At first I learnt from the web(Axis2 homepage, there was an instruction about axis2 and spring integration) for initializing Spring in Axis2 web service I need .aar archive and SpringInit service defined in services.xml. But this brought lots of problems since having old architecture built on jaxws and jaxb there was a huge need for refactoring the web services layer. Axis2 tolerated jaxws annotations only with "servicejars" solution. Initing Spring with SpringInit class meant that it initializes Spring beans according to the application context. This now runs web service bean(absence bean in previous post) as a separate web service and occupied 8080 port, when time came for the web service creation according to WSDL I got an error "JVM bind address already in use". So after that I figured I should create the service according to the absence Spring bean and let axis2server generate the WSDL, but axis2server didn't like jaxws annotation and even without them it didn't like my jaxb DTOs.

Therefore, I decided to drop .aar architecture and went back to the "servicejars" architecture. Unfortunately in there I didn't have services.xml support, to define the potential SpringInit service.

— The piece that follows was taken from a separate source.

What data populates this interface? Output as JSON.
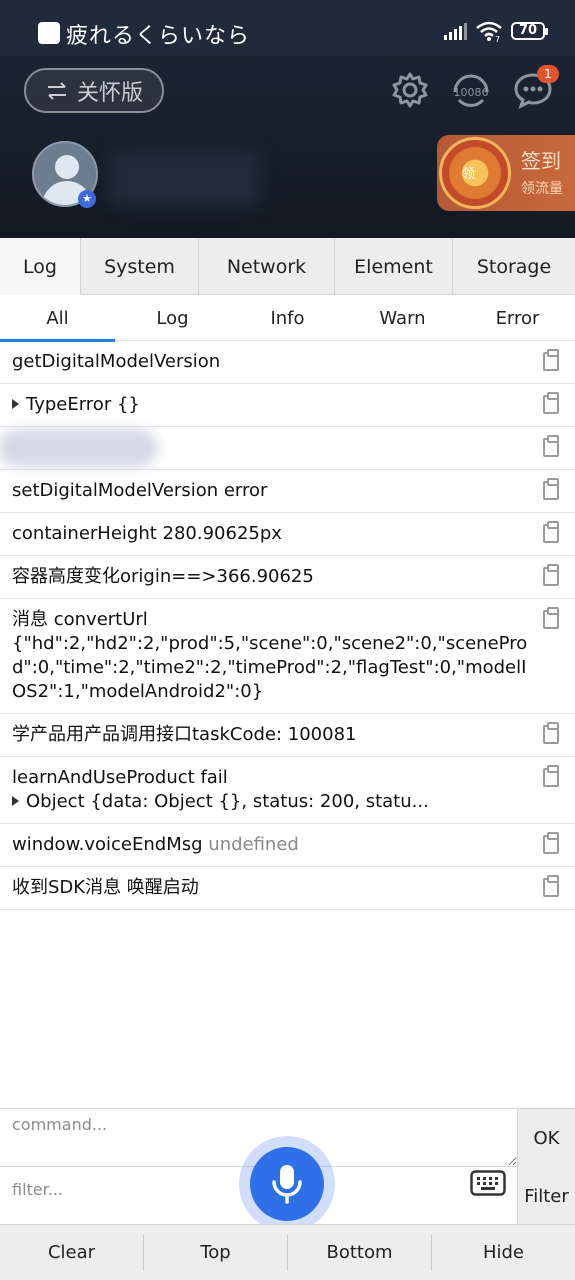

Since jaxws web services are the only entrypoints then I decided do the following (initialize Spring beans in the web service layer):

@WebService(name = "AbsenceService", serviceName = "Absence", portName = "Absence",
targetNamespace = "http://www.something.org/Absence")
public class Absence extends ServiceHandlerBase { 

private static AbsenceFactory absenceFactory;

private static DataManagerFactory dataManagerFactory;

private static DataSetFactory dataSetFactory;

static {
    try {
        ClassPathXmlApplicationContext appCtx = new
        ClassPathXmlApplicationContext(new String[] {"applicationContext.xml"}, false);
        appCtx.refresh();

        absenceFactory = (AbsenceFactory) appCtx.getBean("absenceFactory", AbsenceFactory.class);
        dataManagerFactory = (DataManagerFactory) appCtx.getBean("dataManagerFactory", DataManagerFactory.class);
        dataSetFactory = (DataSetFactory) appCtx.getBean("datasetFactory", DataSetFactory.class);

    } catch (Exception ex) {
        ex.printStackTrace();
    }

}


... 

}

As you can see when this class is being called out, it will initialize applicationcontext and since it is static, all the spring beans will stay in the memory until the end(when service is closed). In other classes autowiring works perfectly, no need to get these beans wired manually.

In the end, I didn't find the possiblity to initialize Spring in the matter as I hoped through .aar architecture, but I found a work around with the guidance of a senior programmer. Huge thanks to him! And now the possible solution is visible for all StackOverFlow users.

EDIT:

In applicationContext.xml I had:

<bean class="org.springframework.remoting.jaxws.SimpleJaxWsServiceExporter"/>

Tries to create web services with Absence.class(absence bean). Removed it since I can in local machine as well use pre-generated WSDL with Jetty (originally was used for creating web service in the local machine, like I said before, I have local development environment and it should be also compatible with CICS, now it is solved).